Penso possa essere, ad esempio, una valuta elettronica con un tetto annuo di creazione. E con la possibilità di sospensione durante le crisi economicofinanziarie. In questo scenario diventeremmo meno dipendenti dalla finanziarizzazione dell’economia, quindi dalla creazione del debito, e più dipendenti dai guadagni derivanti dalla produttività. È questa la chiave della crescita economica e della creazione di ricchezza, non la finanziarizzazione del sistema. Parafrasando Oswald Spengler: «Il denaro al servizio dell’oligarchia è la fine naturale delle democrazie ». La produttività, inoltre, fa bene a tutti i gruppi di reddito ed è rilevante quando si deve affrontare il nodo delle disuguaglianze.
Anche di quelle generazionali…
Certo. Guardiamo ai prezzi delle case: oggi sono così alti a causa dell’enorme quantità di debito ipotecario immesso al mercato negli ultimi 30-40 anni, ovvero da quando le banche commerciali sono entrate nel segmento e il settore finanziario è stato liberalizzato. Più debito ipotecario fornisci, più aumentano i prezzi, mentre i tassi di interesse si riducono per consentire alle persone di pagare il proprio debito. La cosa non rappresenta un problema per chi già possiede una casa, ma per quelli che cercano di comprarla diventa sempre più difficile, meno abbordabile. Da qui nasce la disuguaglianza generazionale.

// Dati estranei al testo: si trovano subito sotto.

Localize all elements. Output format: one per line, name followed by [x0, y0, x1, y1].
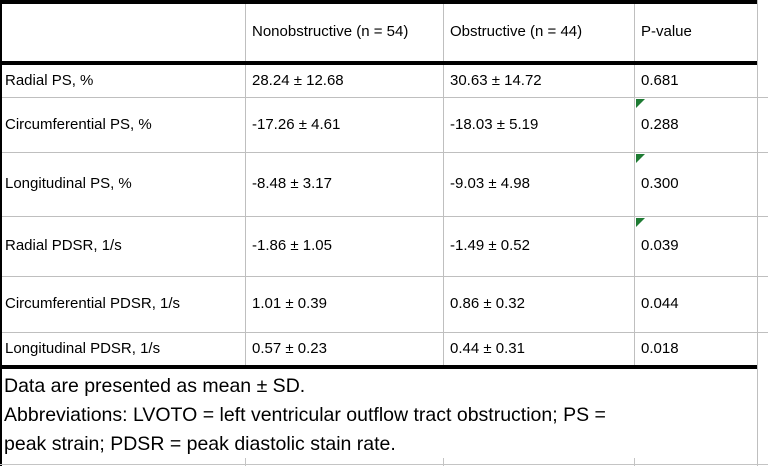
cell-spacer — [758, 217, 768, 276]
cell-radial-pdsr-label[interactable]: Radial PDSR, 1/s — [0, 217, 246, 276]
row-label: Longitudinal PDSR, 1/s — [5, 339, 161, 357]
cell-longitudinal-pdsr-nonobstructive[interactable]: 0.57 ± 0.23 — [246, 333, 444, 365]
bottom-row-gridline — [0, 464, 768, 465]
cell-value: -1.49 ± 0.52 — [450, 237, 530, 255]
cell-value: 30.63 ± 14.72 — [450, 71, 542, 89]
cell-circumferential-pdsr-obstructive[interactable]: 0.86 ± 0.32 — [444, 277, 635, 332]
cell-radial-ps-obstructive[interactable]: 30.63 ± 14.72 — [444, 65, 635, 97]
cell-radial-ps-label[interactable]: Radial PS, % — [0, 65, 246, 97]
footnote-line: peak strain; PDSR = peak diastolic stain… — [4, 433, 396, 455]
cell-value: 1.01 ± 0.39 — [252, 295, 327, 313]
bottom-gridline-stub — [443, 458, 444, 466]
row-label: Longitudinal PS, % — [5, 175, 132, 193]
row-label: Radial PS, % — [5, 71, 94, 89]
cell-spacer — [758, 65, 768, 97]
cell-value: -18.03 ± 5.19 — [450, 115, 539, 133]
table-header-row: Nonobstructive (n = 54) Obstructive (n =… — [0, 4, 768, 61]
table-row: Circumferential PS, % -17.26 ± 4.61 -18.… — [0, 98, 768, 153]
cell-circumferential-ps-nonobstructive[interactable]: -17.26 ± 4.61 — [246, 98, 444, 152]
header-obstructive-label: Obstructive (n = 44) — [450, 23, 583, 41]
cell-spacer — [758, 98, 768, 152]
cell-value: 0.57 ± 0.23 — [252, 339, 327, 357]
header-nonobstructive-label: Nonobstructive (n = 54) — [252, 23, 409, 41]
bottom-gridline-stub — [245, 458, 246, 466]
right-column-gridline — [757, 0, 758, 466]
table-row: Circumferential PDSR, 1/s 1.01 ± 0.39 0.… — [0, 277, 768, 333]
cell-value: 28.24 ± 12.68 — [252, 71, 344, 89]
cell-flag-triangle-icon — [636, 218, 645, 227]
table-row: Radial PS, % 28.24 ± 12.68 30.63 ± 14.72… — [0, 65, 768, 98]
header-cell-empty[interactable] — [0, 4, 246, 61]
cell-spacer — [758, 153, 768, 216]
header-cell-pvalue[interactable]: P-value — [635, 4, 758, 61]
cell-value: 0.288 — [641, 115, 679, 133]
cell-spacer — [758, 277, 768, 332]
row-label: Circumferential PDSR, 1/s — [5, 295, 181, 313]
cell-value: 0.86 ± 0.32 — [450, 295, 525, 313]
cell-value: 0.300 — [641, 175, 679, 193]
header-cell-obstructive[interactable]: Obstructive (n = 44) — [444, 4, 635, 61]
cell-circumferential-ps-label[interactable]: Circumferential PS, % — [0, 98, 246, 152]
cell-radial-pdsr-obstructive[interactable]: -1.49 ± 0.52 — [444, 217, 635, 276]
cell-radial-ps-pvalue[interactable]: 0.681 — [635, 65, 758, 97]
cell-longitudinal-pdsr-label[interactable]: Longitudinal PDSR, 1/s — [0, 333, 246, 365]
table-bottom-border — [0, 365, 758, 369]
cell-spacer — [758, 333, 768, 365]
cell-value: 0.44 ± 0.31 — [450, 339, 525, 357]
table-row: Longitudinal PS, % -8.48 ± 3.17 -9.03 ± … — [0, 153, 768, 217]
cell-circumferential-ps-obstructive[interactable]: -18.03 ± 5.19 — [444, 98, 635, 152]
cell-circumferential-ps-pvalue[interactable]: 0.288 — [635, 98, 758, 152]
cell-value: 0.018 — [641, 339, 679, 357]
row-label: Radial PDSR, 1/s — [5, 237, 122, 255]
row-label: Circumferential PS, % — [5, 115, 152, 133]
bottom-gridline-stub — [634, 458, 635, 466]
cell-radial-pdsr-pvalue[interactable]: 0.039 — [635, 217, 758, 276]
cell-longitudinal-pdsr-pvalue[interactable]: 0.018 — [635, 333, 758, 365]
footnote-line: Abbreviations: LVOTO = left ventricular … — [4, 404, 606, 426]
table-left-border — [0, 0, 2, 466]
header-pvalue-label: P-value — [641, 23, 692, 41]
header-bottom-border — [0, 61, 758, 65]
cell-longitudinal-ps-nonobstructive[interactable]: -8.48 ± 3.17 — [246, 153, 444, 216]
cell-longitudinal-ps-pvalue[interactable]: 0.300 — [635, 153, 758, 216]
table-row: Longitudinal PDSR, 1/s 0.57 ± 0.23 0.44 … — [0, 333, 768, 365]
table-row: Radial PDSR, 1/s -1.86 ± 1.05 -1.49 ± 0.… — [0, 217, 768, 277]
cell-radial-pdsr-nonobstructive[interactable]: -1.86 ± 1.05 — [246, 217, 444, 276]
cell-value: -17.26 ± 4.61 — [252, 115, 341, 133]
cell-value: -9.03 ± 4.98 — [450, 175, 530, 193]
cell-circumferential-pdsr-label[interactable]: Circumferential PDSR, 1/s — [0, 277, 246, 332]
footnote-line: Data are presented as mean ± SD. — [4, 375, 306, 397]
cell-circumferential-pdsr-nonobstructive[interactable]: 1.01 ± 0.39 — [246, 277, 444, 332]
cell-longitudinal-ps-label[interactable]: Longitudinal PS, % — [0, 153, 246, 216]
cell-longitudinal-ps-obstructive[interactable]: -9.03 ± 4.98 — [444, 153, 635, 216]
cell-value: 0.044 — [641, 295, 679, 313]
cell-longitudinal-pdsr-obstructive[interactable]: 0.44 ± 0.31 — [444, 333, 635, 365]
table-top-border — [0, 0, 758, 4]
cell-flag-triangle-icon — [636, 99, 645, 108]
cell-flag-triangle-icon — [636, 154, 645, 163]
cell-value: 0.681 — [641, 71, 679, 89]
cell-value: -1.86 ± 1.05 — [252, 237, 332, 255]
header-cell-spacer — [758, 4, 768, 61]
header-cell-nonobstructive[interactable]: Nonobstructive (n = 54) — [246, 4, 444, 61]
cell-radial-ps-nonobstructive[interactable]: 28.24 ± 12.68 — [246, 65, 444, 97]
cell-circumferential-pdsr-pvalue[interactable]: 0.044 — [635, 277, 758, 332]
cell-value: 0.039 — [641, 237, 679, 255]
table-footnotes: Data are presented as mean ± SD. Abbrevi… — [0, 369, 768, 459]
cell-value: -8.48 ± 3.17 — [252, 175, 332, 193]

Pensa che la Bce e le altre Banche centrali siano sufficientemente "attive" per sostenere misure di questo tipo?
È un problema. Ma, se devo essere onesto, credo che la questione debba investire più che altro la politica, in tutto il mondo. Serve un consenso globale per cambiare il sistema monetario. I banchieri centrali, ovviamente, sarebbero coinvolti, ma per metterlo in atto piuttosto che per guidarlo.
Pensa che ci sia spazio per smussare a livello europeo le perplessità sull’opportunità di cancellare il debito?
Ad essere onesti, sarà piuttosto difficile. Sono troppe le parti coinvolte e gli interessi nazionali in ballo. È difficile perché quando si parla di debito c’è sempre da un lato qualcuno che lo ha accumulato e dall’altra qualcuno che lo possiede. Da quello che posso vedere, non c’è un interesse comune a farlo. Penso comunque che i mercati finanziari di tutto il mondo siano predisposti a reimpostare il sistema.